Both Producers Research and High-Grade Living declare
He was fully sensible to the advantages of the Instalment Plan
And had everything necessary to the Modern Man,
A phonograph, a radio, a car and a frigidaire.
Our researchers into Public Opinion are content 
That he held the proper opinions for the time of year;
When there was peace, he was for peace:  when there was war, he went.
He was married and added five children to the population,
Which our Eugenist says was the right number for a parent of his generation.
And our teachers report that he never interfered with their education.
Was he free? Was he happy? The question is absurd:
Had anything been wrong, we should certainly have heard.




Mmmm, dig that sweet High Modernism goodness. I may have touched on this before, but one of the most intriguing aspects of Modernism in literature is how thoroughly disgusted it is with everything modern. There's this kneejerk reaction to everything from the clean, antiseptic lines of architecture embodied in skyscrapers to the near-obsession with statistics and the scientific method. It's like you scratch a Modernist writer and never fail to find somebody born 250 years too late for the Enlightenment.

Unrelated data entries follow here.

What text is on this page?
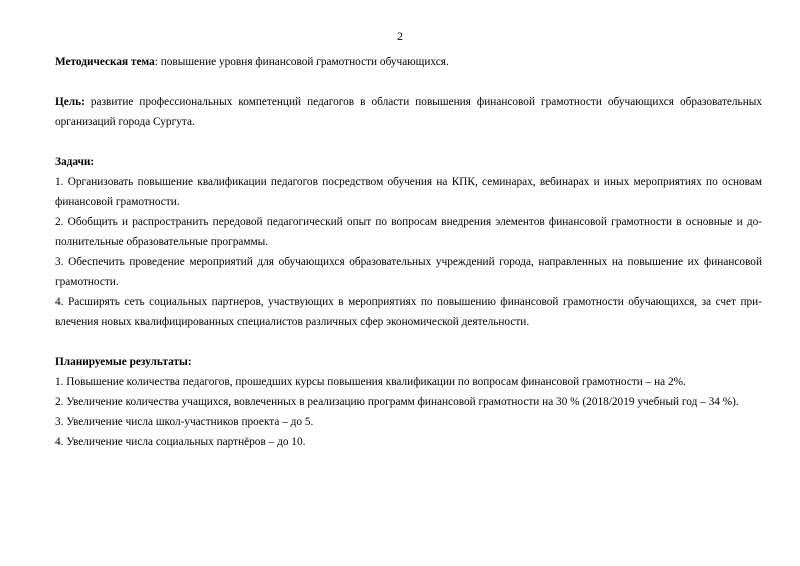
2

Методическая тема: повышение уровня финансовой грамотности обучающихся.

Цель: развитие профессиональных компетенций педагогов в области повышения финансовой грамотности обучающихся образовательных организаций города Сургута.

Задачи:

1. Организовать повышение квалификации педагогов посредством обучения на КПК, семинарах, вебинарах и иных мероприятиях по основам финансовой грамотности.

2. Обобщить и распространить передовой педагогический опыт по вопросам внедрения элементов финансовой грамотности в основные и дополнительные образовательные программы.

3. Обеспечить проведение мероприятий для обучающихся образовательных учреждений города, направленных на повышение их финансовой грамотности.

4. Расширять сеть социальных партнеров, участвующих в мероприятиях по повышению финансовой грамотности обучающихся, за счет привлечения новых квалифицированных специалистов различных сфер экономической деятельности.

Планируемые результаты:

1. Повышение количества педагогов, прошедших курсы повышения квалификации по вопросам финансовой грамотности – на 2%.

2. Увеличение количества учащихся, вовлеченных в реализацию программ финансовой грамотности на 30 % (2018/2019 учебный год – 34 %).

3. Увеличение числа школ-участников проекта – до 5.

4. Увеличение числа социальных партнёров – до 10.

Auden, especially, had some choice words for bureaucracies and paperwork, for everything safe and tidy and quantifiable. I can't say he was wrong, but I also can't say he was on the money. Sure, there's plenty of things in 20th-century life that degrade the soul, from choosing insurance providers (haha, take THAT Wallace Stevens!) to paying late fees at your local video rental store (in "American Psycho" Bret Easton Ellis got that much right, at least).


Look at these pretentious douchebags here...
But there was still something solid and real in the pre-pastiche era before every eyebrow became ironically arched and every sentiment perfectly detached. You used to be able to come out with a statement and be reasonably sure you didn't need to check back every ten minutes or so to see who had posted, "liked" or retweeted you. An opinion could just be an opinion, without an endless process of retextualization and deconstruction that has its ultimate end in that most entertaining of trivial nothings, the meme


Can I get some "don't touch my junk" in the house? No? How about some "Bed Intruder"? Okay then, "Don't tase me bro!"? Man, these things have the half-life of a peach from Trader Joe's: by the time it goes from the scanner to your recyclable canvas tote it's already rotted into community-supported compost.


So what I'm saying is, things can always be worse. (Unless you leave your wallet at home, your phone in the charger and your keys in the car at the same time. That is THE. WORST.) Hate high seriousness? You could be on "Cash Cab" or reading US Weekly. Hate lowest-common denominator pandering? You could be watching "Booknotes" on C-SPAN at 3:45 on a Tuesday afternoon. 


Cheer up, Charlie: it only gets worse from here. MOST. DISAPPOINTING. BLOG POST. EVER!